STLT#348, Guide My Feet

Today, gentle readers, I offer you A Tale of Two Liturgical Moments. Because indeed, as our man Charles Dickens wrote, “It was the best of times, it was the worst of times.”

The best of times was when I learned an arrangement of this African American spiritual in my seminary gospel choir; the harmonies were rich, and a tag was added to give it musical interest. We sang this in a chapel service, accompanied by the Psalm from which it is inspired, and a homily from one of our African American students.

Now Psalm 119 is a very long lament to God for mercy. As our writer is seeking protection, so too are they trying to convince God that they are keeping true to the laws and commandments, to show they are worthy of God’s presence through the hardships. So it’s no wonder the enslaved Africans might have heard this psalm and these lines and wanted to ask for the same thing.

The homily talked about hardship in the face of racism, and the prayer that is Guide My Feet was directly connected to the work different groups of people have to do – people of color, to be sustained and keep resisting; whites to do the hard work of dismantling white supremacy from within. It was a powerful moment for me, and it forever changed how I understand this song.

Guide my feet while I run this race.
Guide my feet while I run this race.
Guide my feet while I run this race,
for I don’t want to run this race in vain! (race in vain!)

Hold my hand while I run this race.
Hold my hand while I run this race.
Hold my hand while I run this race,
for I don’t want to run this race in vain! (race in vain!)

Stand by me while I run this race.
Stand by me while I run this race.
Stand by me while I run this race,
for I don’t want to run this race in vain! (race in vain!)

Now the worst of times was recently, as SUUSI, when our morning minister offered a service that was part travelogue, part Odyssey (a review of a minister’s career and lessons learned), and all offensive. Everything that happened in the service used the word “walk” exclusively; first of all, it was a huge problem to use only walking as the means for following a path (our theme was “blessed is the path”) – but more, our intrepid speaker (an older white man) changed the words of an opening reading to include only “we walk this path together” and then had the nerve to change lyrics to songs from other traditions. His homily screamed “walk” to the seemingly intentional exclusion of any other word. By the time he got to the closing, he had chosen to change even THIS song to “guide my feet, while I walk this path.”

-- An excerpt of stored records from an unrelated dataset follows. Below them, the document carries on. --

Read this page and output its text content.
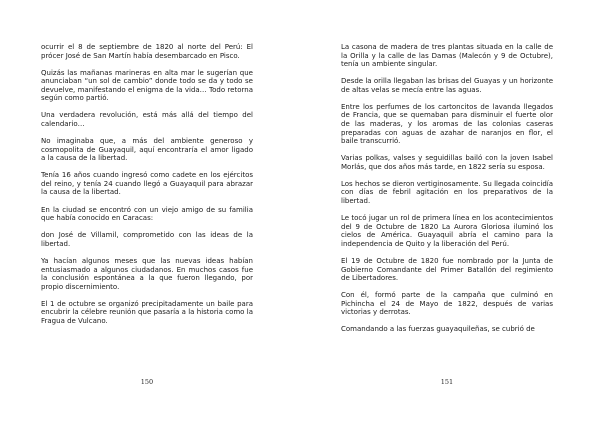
ocurrir el 8 de septiembre de 1820 al norte del Perú: El prócer José de San Martín había desembarcado en Pisco.

Quizás las mañanas marineras en alta mar le sugerían que anunciaban “un sol de cambio” donde todo se da y todo se devuelve, manifestando el enigma de la vida… Todo retorna según como partió.

Una verdadera revolución, está más allá del tiempo del calendario…

No imaginaba que, a más del ambiente generoso y cosmopolita de Guayaquil, aquí encontraría el amor ligado a la causa de la libertad.

Tenía 16 años cuando ingresó como cadete en los ejércitos del reino, y tenía 24 cuando llegó a Guayaquil para abrazar la causa de la libertad.

En la ciudad se encontró con un viejo amigo de su familia que había conocido en Caracas:

don José de Villamil, comprometido con las ideas de la libertad.

Ya hacían algunos meses que las nuevas ideas habían entusiasmado a algunos ciudadanos. En muchos casos fue la conclusión espontánea a la que fueron llegando, por propio discernimiento.

El 1 de octubre se organizó precipitadamente un baile para encubrir la célebre reunión que pasaría a la historia como la Fragua de Vulcano.

150

La casona de madera de tres plantas situada en la calle de la Orilla y la calle de las Damas (Malecón y 9 de Octubre), tenía un ambiente singular.

Desde la orilla llegaban las brisas del Guayas y un horizonte de altas velas se mecía entre las aguas.

Entre los perfumes de los cartoncitos de lavanda llegados de Francia, que se quemaban para disminuir el fuerte olor de las maderas, y los aromas de las colonias caseras preparadas con aguas de azahar de naranjos en flor, el baile transcurrió.

Varias polkas, valses y seguidillas bailó con la joven Isabel Morlás, que dos años más tarde, en 1822 sería su esposa.

Los hechos se dieron vertiginosamente. Su llegada coincidía con días de febril agitación en los preparativos de la libertad.

Le tocó jugar un rol de primera línea en los acontecimientos del 9 de Octubre de 1820 La Aurora Gloriosa iluminó los cielos de América. Guayaquil abría el camino para la independencia de Quito y la liberación del Perú.

El 19 de Octubre de 1820 fue nombrado por la Junta de Gobierno Comandante del Primer Batallón del regimiento de Libertadores.

Con él, formó parte de la campaña que culminó en Pichincha el 24 de Mayo de 1822, después de varias victorias y derrotas.

Comandando a las fuerzas guayaquileñas, se cubrió de

151
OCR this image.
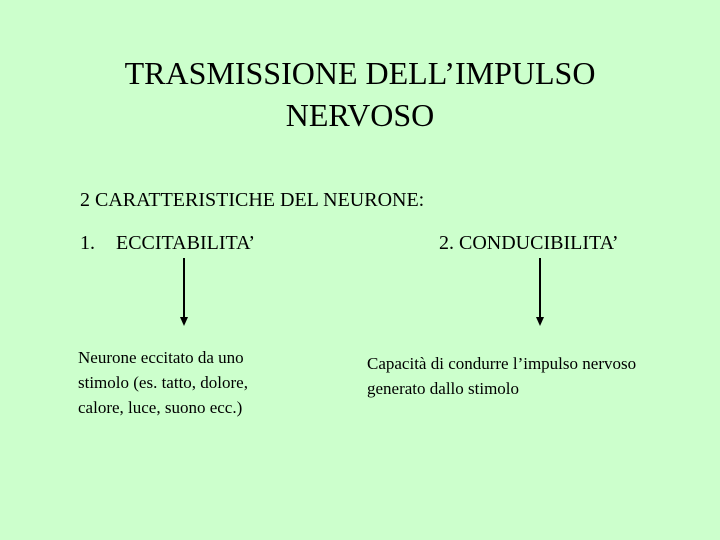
TRASMISSIONE DELL’IMPULSO
NERVOSO
2 CARATTERISTICHE DEL NEURONE:
1. ECCITABILITA’	2. CONDUCIBILITA’
Neurone eccitato da uno stimolo (es. tatto, dolore, calore, luce, suono ecc.)
Capacità di condurre l’impulso nervoso generato dallo stimolo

That was the moment I could take it no longer and walked out, fuming. Fuming for the excessive ableism, fuming for the lack of context on the songs from other cultures, and fuming for the incredible gall of the man to change these lyrics.

So the moral of the story is this, my friends: use songs like this with extreme care. Be really clear you know how to address the abelist language of “run this race.” Be clear that you can use other verses (especially those we don’t include in our hymnal but exist elsewhere), but be very careful to not change verses if it isn’t your song to change. And definitely offer context and explanation, and don’t use this as a joyful song. It’s a song of pleading and lament and a call for God’s guidance.

And in case you wonder if any of that’s true, I’ll leave you with Bernice Johnson Reagon’s version:

But really. Be careful.

One Comment

  1. I remember a worship service at a chapter meeting that ended with this song. We sang it lustily and happily, and when we were done, the only African American among us (brought in to lead the program) burst into tears and said “That’s not the way to sing it. It should be slow and sad.” So thanks for this reminder. It was one of those “worst of times” moments for me (though I wasn’t the worship leader, just a witness).